Stuart Lange woke up Saturday morning to find a message of hate written on his garage door in the Ravenswood Gardens neighborhood.
“The message was just kind of shocking. Celebrating Hitler’s SS isn’t something you want to see in the morning,” said Lange, 32, who had planned for a peaceful Saturday celebrating his wife’s birthday.
The words “Make Weimar Great Again” were spray-painted on his garage, referencing the German government under which Hitler rose to power. The message was flanked by the letters “SS,” referencing Hitler’s paramilitary group that carried out genocide.
Lange, a software developer, has no idea why anyone would pick his garage to use as a canvas for hate. He figures it was random, but disturbing all the same.
“I just had a gut reaction of disgust,” he said.

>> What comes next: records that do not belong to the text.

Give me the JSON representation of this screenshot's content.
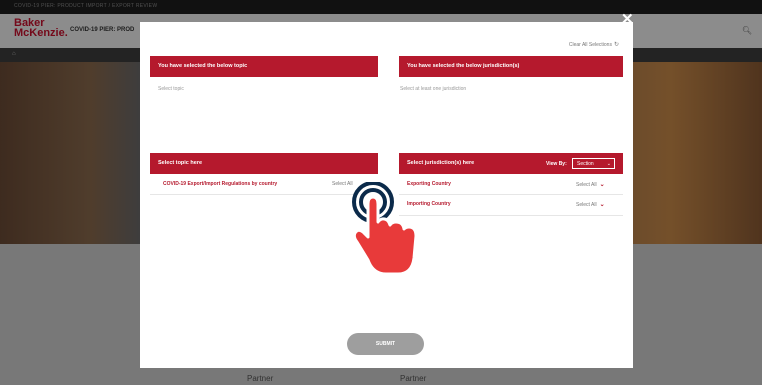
{
  "page": {
    "topbar_text": "COVID-19 PIER: PRODUCT IMPORT / EXPORT REVIEW",
    "logo_line1": "Baker",
    "logo_line2": "McKenzie.",
    "header_title": "COVID-19 PIER: PROD",
    "breadcrumb": "⌂",
    "partner_labels": [
      "Partner",
      "Partner"
    ]
  },
  "modal": {
    "clear_all": "Clear All Selections",
    "topic_selected_header": "You have selected the below topic",
    "topic_selected_hint": "Select topic",
    "jurisdiction_selected_header": "You have selected the below jurisdiction(s)",
    "jurisdiction_selected_hint": "Select at least one jurisdiction",
    "select_topic_header": "Select topic here",
    "topic_row_label": "COVID-19 Export/Import Regulations by country",
    "topic_row_action": "Select All",
    "select_jurisdiction_header": "Select jurisdiction(s) here",
    "view_by_label": "View By:",
    "view_by_value": "Section",
    "jurisdiction_rows": [
      {
        "label": "Exporting Country",
        "action": "Select All"
      },
      {
        "label": "Importing Country",
        "action": "Select All"
      }
    ],
    "submit_label": "SUBMIT"
  },
  "colors": {
    "accent": "#b5192d",
    "submit": "#9e9e9e"
  },
  "icons": {
    "close": "close-icon",
    "hand": "pointer-hand-icon",
    "reset": "reset-icon",
    "chevron": "chevron-down-icon"
  }
}
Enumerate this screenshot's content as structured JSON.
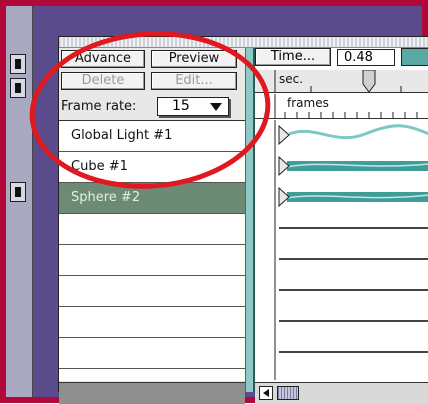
{
  "toolbar": {
    "advance_label": "Advance",
    "preview_label": "Preview",
    "delete_label": "Delete",
    "edit_label": "Edit...",
    "frame_rate_label": "Frame rate:",
    "frame_rate_value": "15"
  },
  "objects": [
    {
      "label": "Global Light #1",
      "selected": false
    },
    {
      "label": "Cube #1",
      "selected": false
    },
    {
      "label": "Sphere #2",
      "selected": true
    },
    {
      "label": "",
      "selected": false
    },
    {
      "label": "",
      "selected": false
    },
    {
      "label": "",
      "selected": false
    },
    {
      "label": "",
      "selected": false
    },
    {
      "label": "",
      "selected": false
    }
  ],
  "timeline": {
    "time_button_label": "Time...",
    "time_value": "0.48",
    "seconds_label": "sec.",
    "frames_label": "frames"
  },
  "colors": {
    "frame_border": "#b0083a",
    "selected_row": "#6c8a74",
    "teal_accent": "#5aa8a3",
    "annotation_oval": "#e01820"
  },
  "icons": {
    "popup_arrow": "triangle-down-icon",
    "keyframe_marker": "keyframe-icon",
    "scroll_left": "arrow-left-icon"
  }
}
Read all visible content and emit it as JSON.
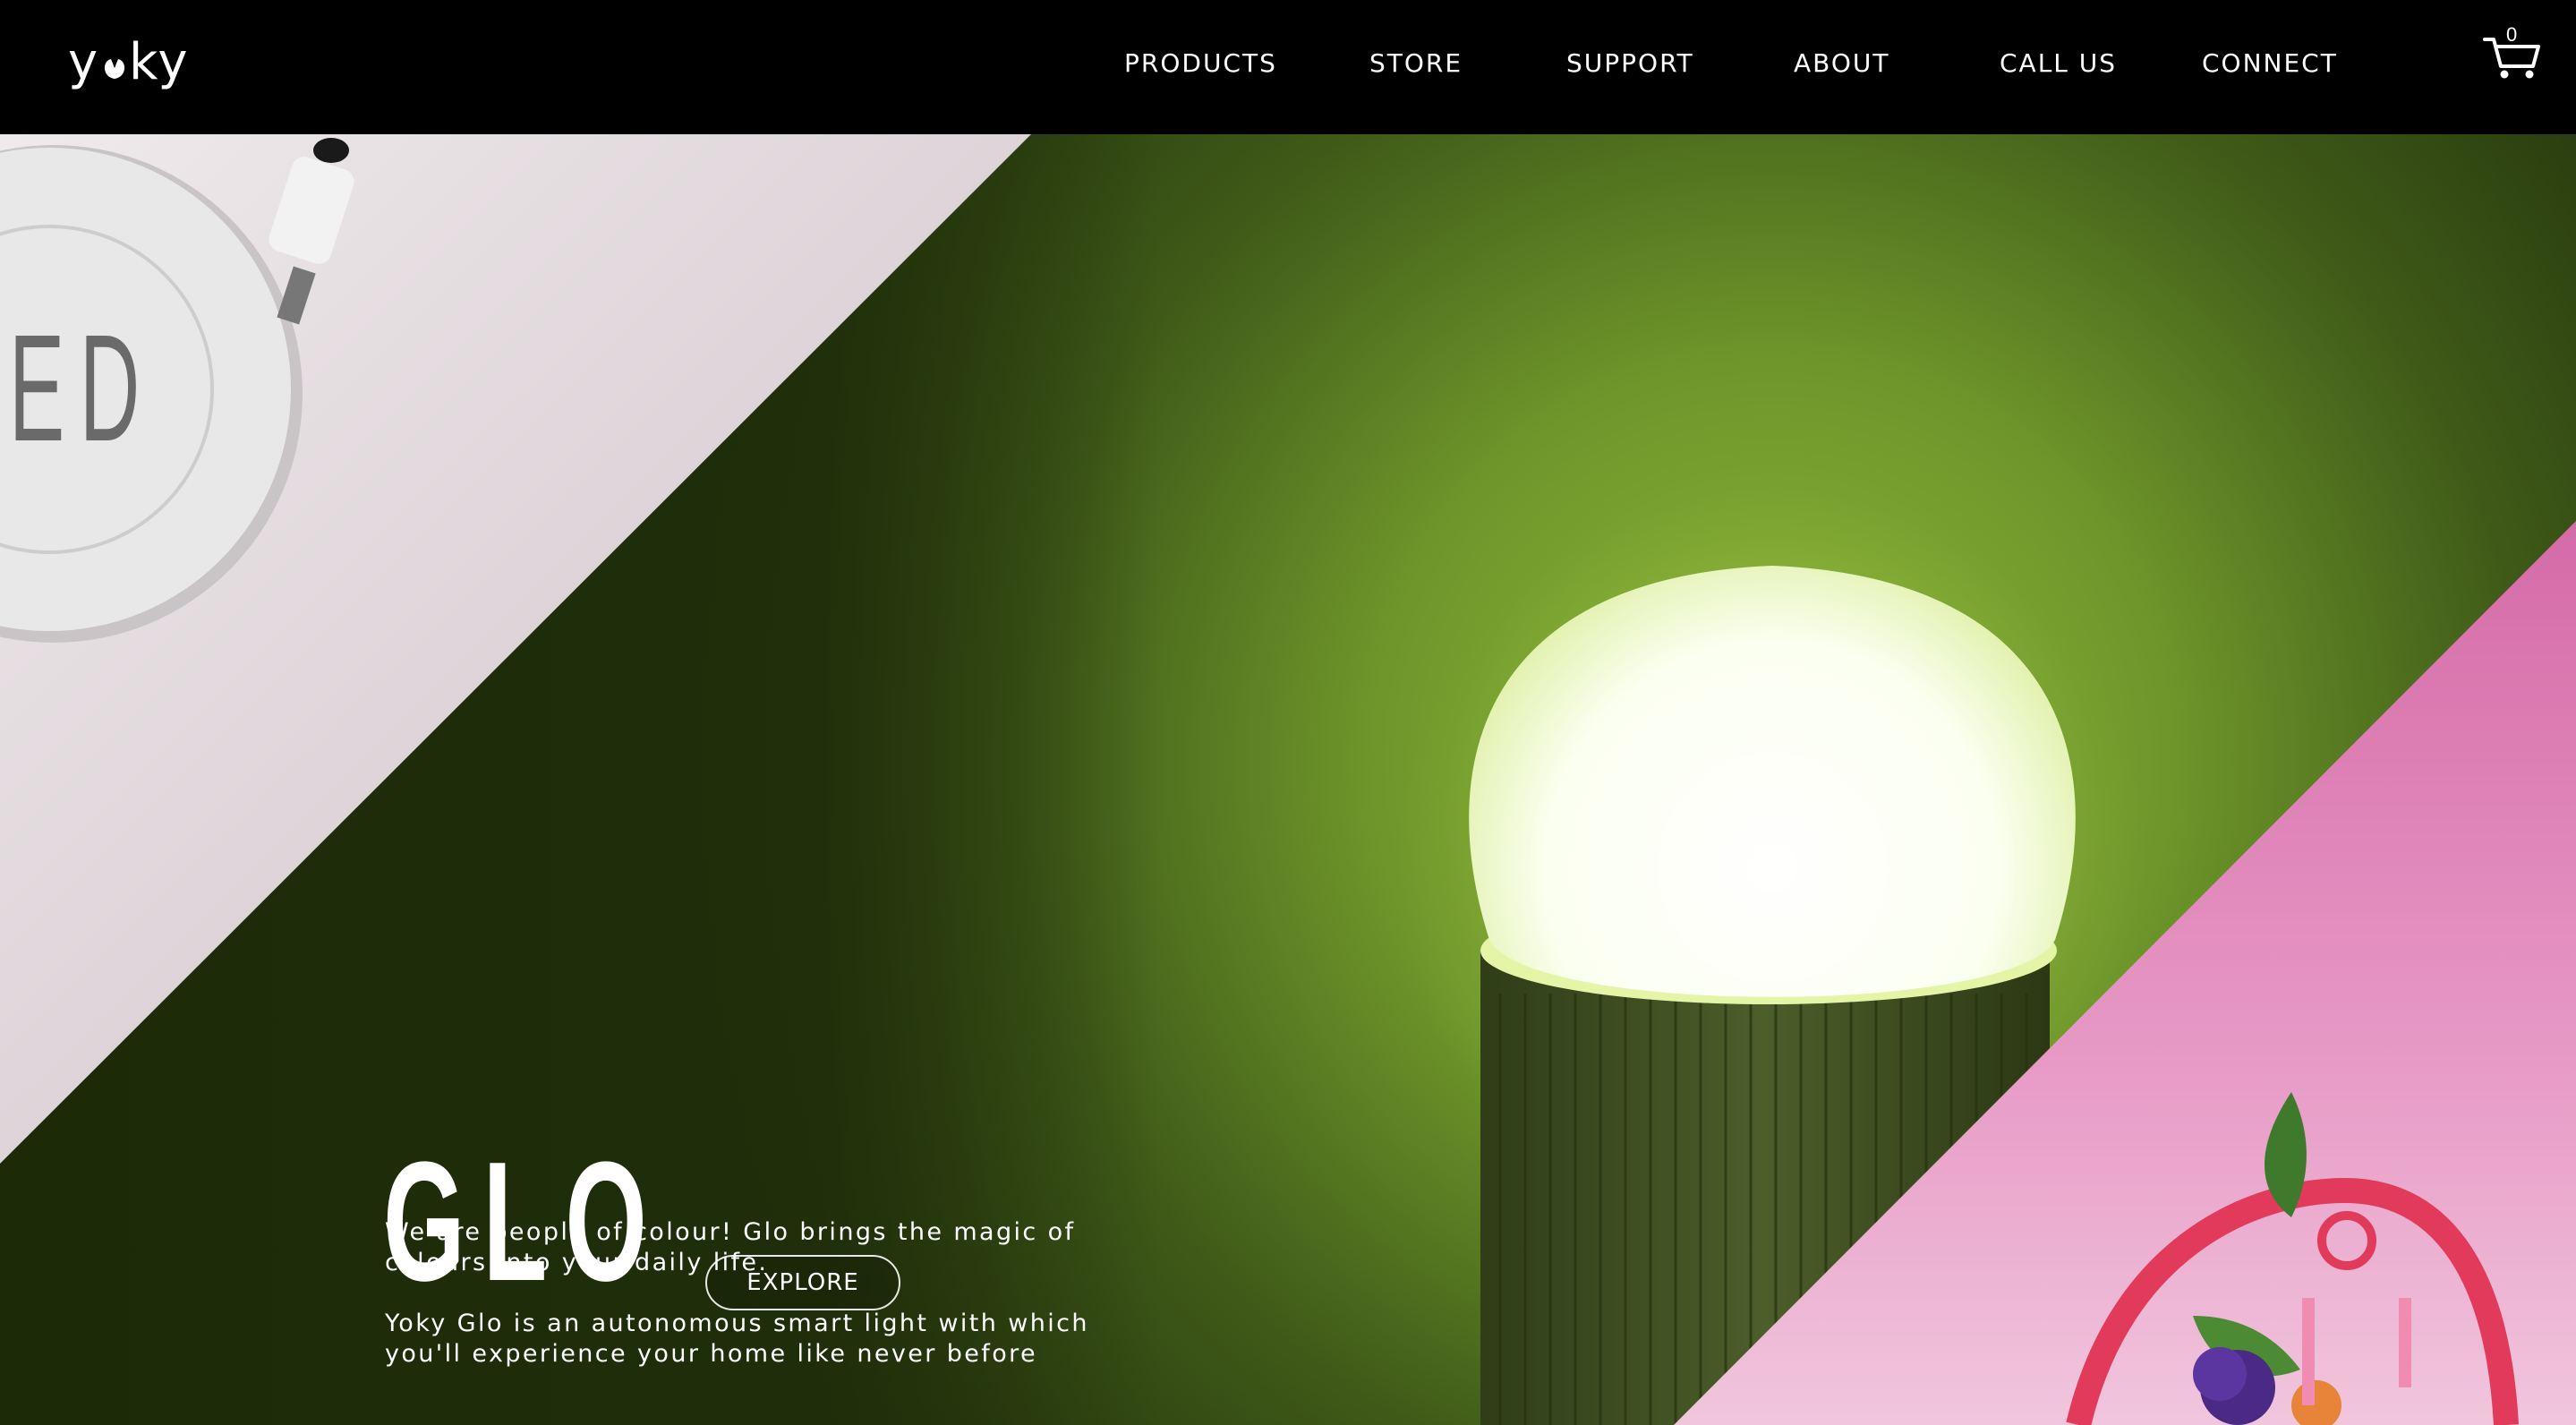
{
  "brand": {
    "logo_text": "yoky"
  },
  "nav": {
    "items": [
      {
        "label": "PRODUCTS"
      },
      {
        "label": "STORE"
      },
      {
        "label": "SUPPORT"
      },
      {
        "label": "ABOUT"
      },
      {
        "label": "CALL US"
      },
      {
        "label": "CONNECT"
      }
    ],
    "cart_count": "0",
    "cart_icon": "shopping-cart-icon"
  },
  "hero": {
    "title": "GLO",
    "explore_label": "EXPLORE",
    "paragraph_1": "We are people of colour! Glo brings the magic of colours into your daily life.",
    "paragraph_2": "Yoky Glo is an autonomous smart light with which you'll experience your home like never before",
    "product_panel_lettering": "ED"
  },
  "colors": {
    "nav_bg": "#000000",
    "hero_green": "#6f9a2a",
    "hero_dark": "#1f2e0a",
    "panel_left": "#d9cfd3",
    "panel_right": "#e58fc0"
  }
}
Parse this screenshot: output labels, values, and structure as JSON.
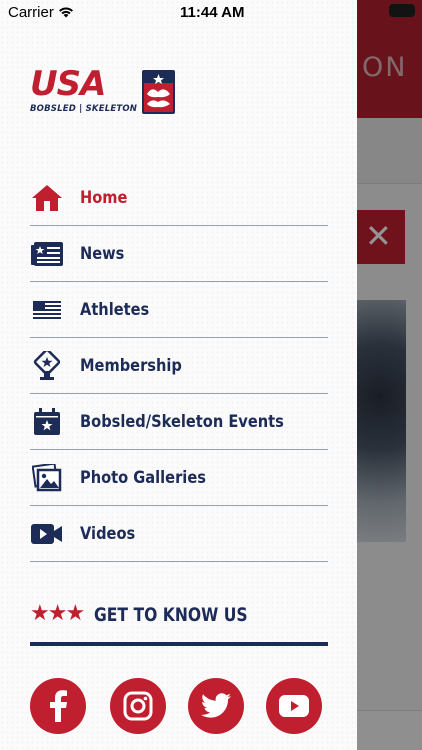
{
  "status_bar": {
    "carrier": "Carrier",
    "time": "11:44 AM"
  },
  "background": {
    "header_text": "ON",
    "close_glyph": "✕"
  },
  "logo": {
    "primary": "USA",
    "secondary": "BOBSLED | SKELETON"
  },
  "nav": {
    "items": [
      {
        "label": "Home",
        "icon": "house-icon",
        "active": true
      },
      {
        "label": "News",
        "icon": "newspaper-icon"
      },
      {
        "label": "Athletes",
        "icon": "flag-icon"
      },
      {
        "label": "Membership",
        "icon": "membership-badge-icon"
      },
      {
        "label": "Bobsled/Skeleton Events",
        "icon": "calendar-star-icon"
      },
      {
        "label": "Photo Galleries",
        "icon": "photo-gallery-icon"
      },
      {
        "label": "Videos",
        "icon": "video-camera-icon"
      }
    ]
  },
  "get_to_know": {
    "stars": "★★★",
    "label": "GET TO KNOW US"
  },
  "socials": [
    {
      "icon": "facebook-icon"
    },
    {
      "icon": "instagram-icon"
    },
    {
      "icon": "twitter-icon"
    },
    {
      "icon": "youtube-icon"
    }
  ],
  "colors": {
    "brand_red": "#c01f2f",
    "navy": "#1d2b57",
    "divider": "#9aa0a8"
  }
}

Police evidence technicians came and went, and Lange’s neighbors — some with cleaning supplies, others with paint — came together to get his garage door back to normal.
At the same time, word was beginning to spread that someone had spray-painted other hateful messages on nearby sidewalks, including one on the front walkway of Waters Elementary School in the 4500 block of North Campbell Avenue that read “Diversity is White Genocide.”
Within hours, folks from the neighborhood hatched a plan to replace the hate speech with messages of their own.
And so, on Sunday evening, more than 300 people gathered outside Waters Elementary to unleash dozens of kids armed with colorful chalk. They drew rainbows, peace signs, hearts and words like “hope” and “love.”
The purpose: “To take the negative graffiti and create our own positive graffiti to show messages of peace and love and acceptance,” said Jason Rieger, 38, who helped organize the event.
“We’re making love messages on the sidewalk because we heard that people had wrote something bad on a garage,” said Raymond Knudson, 5, who agreed to chat between bouts of trying to climb his mother, Jennifer, like a tree. “So far I’ve drawn two hands, a giant heart and the word ‘love.'”
Another sidewalk message said, “You will not replace us.” The phrase was chanted by white supremacists at a rally in Charlottesville, Virginia, earlier this month.
Michael Sullivan had his 5-year-old daughter Reeve on his shoulders. “Hate is a hard concept to get your head around,” he said of his efforts to explain the event to the girl.
With kids and sidewalks sufficiently covered in chalk, and after several speakers addressed the group on a megaphone, they held a “peace march” to a nearby park.
“The people who did this stuff in the neighborhood, they’re trying to sow division and hate,” said Lange, who’s lived in the neighborhood for six years and has a 3-year-old son. “It only brought the neighborhood closer together.”